The dynamics of vertices in the Kuramoto model are determined by a constant rotation frequency p. Contributions of the edges are summed up according to their destinations.

function kuramoto_vertex!(dv, v, edges, p, t)
    dv[1] = p
    for e in edges
        dv .+= e
    end
    nothing
end

In this case the vertex function does not depend on any past values and is simply constructed as an ODEVertex. Since the edges depend on the history of the vertex variables their calling signature has changed and they are handed to the delay-aware constructor StaticDelayEdge. They are called Static since don't have internal dynamical variables.

kdedge! = StaticDelayEdge(f! = kuramoto_delay_edge!, dim = 1)
kdvertex! = ODEVertex(f! = kuramoto_vertex!, dim = 1)

nd! = network_dynamics(kdvertex!, kdedge!, g)
[ Info: Reconstructing EdgeFuntions with :undefined coupling type.

The remaining steps for simulating the system are the same as above.

const x0_3 = randn(N) # random initial conditions
h_3(out, p, t) = (out .= x0_3)
# p = (vertexparameters, edgeparameters, delaytime)
ω = randn(N)
ω .-= sum(ω)/N # center at 0
p = (ω, 2., 1.)
tspan = (0.,10.)

dde_prob = DDEProblem(nd!, x0_3, h_3, tspan, p)
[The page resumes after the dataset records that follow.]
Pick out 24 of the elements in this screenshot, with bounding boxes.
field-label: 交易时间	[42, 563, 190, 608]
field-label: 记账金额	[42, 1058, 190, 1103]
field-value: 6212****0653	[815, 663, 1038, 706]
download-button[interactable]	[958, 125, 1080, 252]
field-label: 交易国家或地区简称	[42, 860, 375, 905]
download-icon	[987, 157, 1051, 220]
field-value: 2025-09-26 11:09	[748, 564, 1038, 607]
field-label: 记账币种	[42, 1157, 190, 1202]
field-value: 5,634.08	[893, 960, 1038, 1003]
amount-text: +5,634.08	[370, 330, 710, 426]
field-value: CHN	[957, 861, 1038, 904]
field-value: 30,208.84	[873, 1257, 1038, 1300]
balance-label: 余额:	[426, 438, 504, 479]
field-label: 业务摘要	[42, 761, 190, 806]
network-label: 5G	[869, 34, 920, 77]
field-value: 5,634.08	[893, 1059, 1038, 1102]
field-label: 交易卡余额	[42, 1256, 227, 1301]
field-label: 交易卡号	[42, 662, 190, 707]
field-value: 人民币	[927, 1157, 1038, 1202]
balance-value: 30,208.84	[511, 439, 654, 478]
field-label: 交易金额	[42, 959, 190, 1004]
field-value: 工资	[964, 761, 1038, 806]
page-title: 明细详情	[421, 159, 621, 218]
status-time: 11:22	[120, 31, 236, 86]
sol = solve(dde_prob, MethodOfSteps(Tsit5()));

### Plotting

plot(sol, vars = syms_containing(nd, "v"), legend=false, fmt = :png)

Delay differential equations with algebraic constraints

The vertex dynamics may in principle contain algebraic equations in mass matrix form. For an experimental test case have a look at the last section of this example on github.